The only people who are in touch with the wind farm are the people who still want the money for the wind farm. The company’s never said that wind farm—if you read any of their propaganda, they say, ‘We’re doing Stony Gap stage 2 of Robertstown’, even though they know there are at least nine farmers who don’t want it, who they have misled into the contract. They are still saying it’s all hunky-dory, it’s all good, and that’s what the media gets. That’s what the local community—’Well, the local farmers must think it’s okay.’

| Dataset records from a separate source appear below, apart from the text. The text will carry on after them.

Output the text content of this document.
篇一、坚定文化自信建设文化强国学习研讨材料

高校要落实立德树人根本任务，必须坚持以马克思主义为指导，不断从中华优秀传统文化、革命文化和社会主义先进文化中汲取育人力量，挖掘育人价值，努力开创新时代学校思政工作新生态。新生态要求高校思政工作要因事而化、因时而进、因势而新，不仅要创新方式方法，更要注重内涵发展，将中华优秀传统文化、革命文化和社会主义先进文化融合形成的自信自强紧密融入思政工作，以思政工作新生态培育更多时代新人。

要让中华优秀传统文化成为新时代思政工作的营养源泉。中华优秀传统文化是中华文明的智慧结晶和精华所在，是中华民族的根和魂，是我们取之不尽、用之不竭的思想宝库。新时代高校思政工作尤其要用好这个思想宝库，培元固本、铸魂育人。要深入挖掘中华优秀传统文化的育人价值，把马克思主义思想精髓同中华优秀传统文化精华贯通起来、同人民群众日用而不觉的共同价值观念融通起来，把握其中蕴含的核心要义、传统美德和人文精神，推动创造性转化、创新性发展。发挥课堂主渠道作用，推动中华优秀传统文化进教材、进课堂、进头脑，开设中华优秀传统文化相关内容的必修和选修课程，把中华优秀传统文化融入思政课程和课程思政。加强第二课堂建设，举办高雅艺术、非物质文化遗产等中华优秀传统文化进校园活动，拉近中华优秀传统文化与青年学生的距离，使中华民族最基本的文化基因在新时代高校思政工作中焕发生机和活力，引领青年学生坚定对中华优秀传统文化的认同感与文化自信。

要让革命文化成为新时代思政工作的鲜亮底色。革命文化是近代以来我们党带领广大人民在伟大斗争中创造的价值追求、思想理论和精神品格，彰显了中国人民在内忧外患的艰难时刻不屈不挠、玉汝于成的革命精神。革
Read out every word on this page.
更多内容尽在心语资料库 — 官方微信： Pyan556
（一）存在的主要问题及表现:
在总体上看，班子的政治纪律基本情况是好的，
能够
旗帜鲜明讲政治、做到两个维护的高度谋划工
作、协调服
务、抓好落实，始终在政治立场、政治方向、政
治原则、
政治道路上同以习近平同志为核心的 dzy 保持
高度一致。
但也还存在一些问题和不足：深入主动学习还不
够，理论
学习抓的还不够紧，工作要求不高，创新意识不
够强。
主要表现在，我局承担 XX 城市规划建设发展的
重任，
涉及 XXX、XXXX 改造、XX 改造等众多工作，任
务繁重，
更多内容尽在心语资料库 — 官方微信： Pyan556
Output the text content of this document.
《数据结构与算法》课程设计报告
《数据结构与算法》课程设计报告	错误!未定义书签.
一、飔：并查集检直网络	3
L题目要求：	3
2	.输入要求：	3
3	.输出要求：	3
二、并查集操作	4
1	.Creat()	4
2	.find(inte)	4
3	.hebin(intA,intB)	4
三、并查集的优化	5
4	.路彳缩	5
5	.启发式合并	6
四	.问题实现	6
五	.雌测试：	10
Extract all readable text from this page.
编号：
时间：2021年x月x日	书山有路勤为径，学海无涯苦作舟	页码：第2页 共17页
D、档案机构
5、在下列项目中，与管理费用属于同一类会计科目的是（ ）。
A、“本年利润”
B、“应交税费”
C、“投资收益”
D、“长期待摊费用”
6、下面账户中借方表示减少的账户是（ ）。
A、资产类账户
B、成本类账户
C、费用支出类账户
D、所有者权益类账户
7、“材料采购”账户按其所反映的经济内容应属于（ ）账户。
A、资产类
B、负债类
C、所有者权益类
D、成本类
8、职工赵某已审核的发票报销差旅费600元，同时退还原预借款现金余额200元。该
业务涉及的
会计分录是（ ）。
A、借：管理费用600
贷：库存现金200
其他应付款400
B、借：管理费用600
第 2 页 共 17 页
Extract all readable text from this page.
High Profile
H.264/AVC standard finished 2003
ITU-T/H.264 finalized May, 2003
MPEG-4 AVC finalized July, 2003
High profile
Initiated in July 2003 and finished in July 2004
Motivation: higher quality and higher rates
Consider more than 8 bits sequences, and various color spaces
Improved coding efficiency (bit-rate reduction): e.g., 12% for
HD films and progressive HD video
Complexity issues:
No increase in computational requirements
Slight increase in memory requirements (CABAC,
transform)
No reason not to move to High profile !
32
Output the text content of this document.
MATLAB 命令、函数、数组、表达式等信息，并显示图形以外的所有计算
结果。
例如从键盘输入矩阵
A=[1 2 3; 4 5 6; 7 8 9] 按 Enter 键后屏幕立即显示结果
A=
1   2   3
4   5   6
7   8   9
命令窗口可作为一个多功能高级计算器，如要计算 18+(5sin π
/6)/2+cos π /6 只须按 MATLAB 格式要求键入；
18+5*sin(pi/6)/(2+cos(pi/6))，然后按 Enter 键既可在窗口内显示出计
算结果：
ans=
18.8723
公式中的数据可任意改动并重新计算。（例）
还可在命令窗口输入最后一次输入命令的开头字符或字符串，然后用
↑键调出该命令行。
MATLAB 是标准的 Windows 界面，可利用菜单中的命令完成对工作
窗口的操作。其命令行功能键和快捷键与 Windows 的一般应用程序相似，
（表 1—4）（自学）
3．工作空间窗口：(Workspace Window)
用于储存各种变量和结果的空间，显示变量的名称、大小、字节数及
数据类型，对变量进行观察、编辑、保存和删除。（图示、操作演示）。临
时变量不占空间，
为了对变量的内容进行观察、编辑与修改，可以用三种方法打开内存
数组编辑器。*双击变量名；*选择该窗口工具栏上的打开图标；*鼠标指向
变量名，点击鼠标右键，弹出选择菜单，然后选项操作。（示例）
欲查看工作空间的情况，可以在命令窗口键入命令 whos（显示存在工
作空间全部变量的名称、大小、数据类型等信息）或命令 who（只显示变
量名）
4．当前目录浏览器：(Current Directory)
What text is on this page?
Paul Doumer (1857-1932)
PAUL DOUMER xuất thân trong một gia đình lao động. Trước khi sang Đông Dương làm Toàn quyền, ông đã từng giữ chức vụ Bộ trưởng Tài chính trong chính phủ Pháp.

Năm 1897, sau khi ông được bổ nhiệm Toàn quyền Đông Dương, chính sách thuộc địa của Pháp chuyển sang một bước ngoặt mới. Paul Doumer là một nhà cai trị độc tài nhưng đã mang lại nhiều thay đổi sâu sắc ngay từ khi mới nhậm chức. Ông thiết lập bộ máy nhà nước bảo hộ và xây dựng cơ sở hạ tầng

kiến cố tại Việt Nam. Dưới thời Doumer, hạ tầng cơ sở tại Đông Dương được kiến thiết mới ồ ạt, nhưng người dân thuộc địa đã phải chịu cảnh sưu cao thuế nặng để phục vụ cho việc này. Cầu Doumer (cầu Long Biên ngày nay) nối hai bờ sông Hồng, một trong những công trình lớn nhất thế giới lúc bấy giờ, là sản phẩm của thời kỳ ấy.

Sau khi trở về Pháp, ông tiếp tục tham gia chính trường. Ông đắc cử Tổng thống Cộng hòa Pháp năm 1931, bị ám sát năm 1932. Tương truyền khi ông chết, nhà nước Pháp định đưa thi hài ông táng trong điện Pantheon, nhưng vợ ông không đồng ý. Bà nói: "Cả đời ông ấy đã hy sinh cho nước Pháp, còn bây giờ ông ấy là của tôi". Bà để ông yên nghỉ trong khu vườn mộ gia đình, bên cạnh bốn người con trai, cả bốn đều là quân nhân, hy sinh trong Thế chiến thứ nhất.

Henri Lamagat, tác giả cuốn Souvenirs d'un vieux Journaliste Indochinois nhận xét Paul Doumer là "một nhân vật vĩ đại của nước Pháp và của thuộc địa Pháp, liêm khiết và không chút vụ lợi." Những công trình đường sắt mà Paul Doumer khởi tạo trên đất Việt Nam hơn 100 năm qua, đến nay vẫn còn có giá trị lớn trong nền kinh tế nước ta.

If you write a letter to the Northern Argus or the local rag you can guarantee there will be another letter from the wind farm company saying that so many people in the community are for it. They haven’t presented one list of people in our community who want a wind farm, except for the people who are getting money for the masts.
909 The CHAIRPERSON: If there aren’t any more questions, thank you for that. We might talk to Leslie about the possibility of you giving us a copy of the contract. That is protected by parliamentary privilege. I’m not sure if that’s possible, but I might get Leslie to talk to you to see whether it is possible. You may not wish to do that either.
Mr DUNSTAN: Me personally, but as long as I don’t get all these other guys into trouble.
910 The CHAIRPERSON: That’s right. We’re aware of that and we don’t want to putyou or them at risk.
911 The Hon. M. PARNELL: We’ll see if there’s a way.
Mr DUNSTAN: Yes. I’m willing to give you a copy, no problems.
912 The CHAIRPERSON: We will see whether there is a way that we can do that. So, Mr Dunstan, thank you very much for your time, and we will see you again tomorrow.